Interpreting Scan Results

Interpreting Scan Results

After a scan completes, the results are organized into findings — individual pieces of evidence that a vulnerability exists or a service is exposed. Understanding how to read these findings is essential to taking effective action.

Finding Structure

Each finding includes:

• Title — A short description of what was found (e.g., "Missing X-Frame-Options Header").
• Severity — Critical, High, Medium, Low, or Info.
• Description — A detailed explanation of the finding and why it matters.
• Asset — Which asset the finding was detected on.
• Scanner — Whether it came from Nuclei or Nmap.
• Evidence — Technical details such as the matched URL, port, or response data.

Severity Levels

Findings are classified into four actionable severity levels (plus Info, which is hidden by default):

• Critical (red) — Requires immediate attention.
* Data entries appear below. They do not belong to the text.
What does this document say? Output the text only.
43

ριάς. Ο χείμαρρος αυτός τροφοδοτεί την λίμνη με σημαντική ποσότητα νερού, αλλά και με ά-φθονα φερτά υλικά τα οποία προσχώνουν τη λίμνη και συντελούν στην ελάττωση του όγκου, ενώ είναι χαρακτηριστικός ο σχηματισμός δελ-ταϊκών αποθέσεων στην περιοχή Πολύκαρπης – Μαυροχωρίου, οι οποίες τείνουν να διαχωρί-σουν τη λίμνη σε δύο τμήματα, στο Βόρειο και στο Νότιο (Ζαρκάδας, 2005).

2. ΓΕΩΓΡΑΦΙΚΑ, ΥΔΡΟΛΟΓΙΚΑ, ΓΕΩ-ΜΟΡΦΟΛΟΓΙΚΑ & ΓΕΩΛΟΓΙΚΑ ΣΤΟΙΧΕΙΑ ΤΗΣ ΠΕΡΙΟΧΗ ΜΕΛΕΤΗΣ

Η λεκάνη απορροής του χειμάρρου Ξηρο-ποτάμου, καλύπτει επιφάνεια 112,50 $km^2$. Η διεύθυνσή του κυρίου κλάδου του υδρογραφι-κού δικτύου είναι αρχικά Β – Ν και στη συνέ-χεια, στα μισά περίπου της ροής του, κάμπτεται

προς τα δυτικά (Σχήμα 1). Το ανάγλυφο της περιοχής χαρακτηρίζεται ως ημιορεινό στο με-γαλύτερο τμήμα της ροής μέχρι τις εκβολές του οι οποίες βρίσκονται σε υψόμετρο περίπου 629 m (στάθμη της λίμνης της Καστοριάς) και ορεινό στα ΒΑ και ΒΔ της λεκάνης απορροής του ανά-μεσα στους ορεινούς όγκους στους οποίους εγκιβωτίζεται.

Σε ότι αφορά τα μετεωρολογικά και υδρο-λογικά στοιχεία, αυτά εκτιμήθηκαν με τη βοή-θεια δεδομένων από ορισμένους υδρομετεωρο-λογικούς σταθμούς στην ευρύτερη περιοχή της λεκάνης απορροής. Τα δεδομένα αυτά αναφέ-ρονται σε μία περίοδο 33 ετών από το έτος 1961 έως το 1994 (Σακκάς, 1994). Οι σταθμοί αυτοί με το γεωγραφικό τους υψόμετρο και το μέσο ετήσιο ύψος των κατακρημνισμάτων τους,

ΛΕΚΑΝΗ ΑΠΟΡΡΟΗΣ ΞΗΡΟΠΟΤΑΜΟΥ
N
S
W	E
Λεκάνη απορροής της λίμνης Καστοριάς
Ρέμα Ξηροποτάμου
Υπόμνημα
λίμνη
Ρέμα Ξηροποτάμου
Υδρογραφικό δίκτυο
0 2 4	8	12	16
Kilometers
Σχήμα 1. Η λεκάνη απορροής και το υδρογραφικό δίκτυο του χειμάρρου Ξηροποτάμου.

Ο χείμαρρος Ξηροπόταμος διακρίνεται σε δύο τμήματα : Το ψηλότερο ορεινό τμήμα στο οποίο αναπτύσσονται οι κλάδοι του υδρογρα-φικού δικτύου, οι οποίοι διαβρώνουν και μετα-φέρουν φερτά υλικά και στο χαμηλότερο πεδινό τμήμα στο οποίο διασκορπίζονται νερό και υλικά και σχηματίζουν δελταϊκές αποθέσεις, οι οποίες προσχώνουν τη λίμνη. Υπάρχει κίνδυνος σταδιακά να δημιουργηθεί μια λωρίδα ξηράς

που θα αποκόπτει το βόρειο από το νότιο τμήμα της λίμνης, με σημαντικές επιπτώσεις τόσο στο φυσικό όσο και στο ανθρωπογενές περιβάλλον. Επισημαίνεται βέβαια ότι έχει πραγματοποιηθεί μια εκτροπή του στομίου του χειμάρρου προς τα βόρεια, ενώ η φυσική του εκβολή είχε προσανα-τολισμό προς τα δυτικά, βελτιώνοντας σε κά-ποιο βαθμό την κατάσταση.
These findings represent actively exploitable vulnerabilities.
• High (orange) — Should be addressed as soon as possible. These are serious security concerns.
• Medium (yellow) — Should be planned into your next maintenance window. Important but not urgent.
• Low (blue) — Informational security improvements. Address when time permits.

Automatic Issue Creation

When a scan produces findings with Critical or High severity that do not already have an associated open issue, FortWatch automatically creates a tracked issue. This ensures the most important findings are never overlooked.

Comparing Scan Results

Each scan is stored independently, so you can compare results between scans to track your progress:

• New findings — Vulnerabilities that appeared for the first time in this scan.
• Resolved findings — Vulnerabilities that were present in the previous scan but are no longer detected.
• Persistent findings — Vulnerabilities that continue to be detected across multiple scans.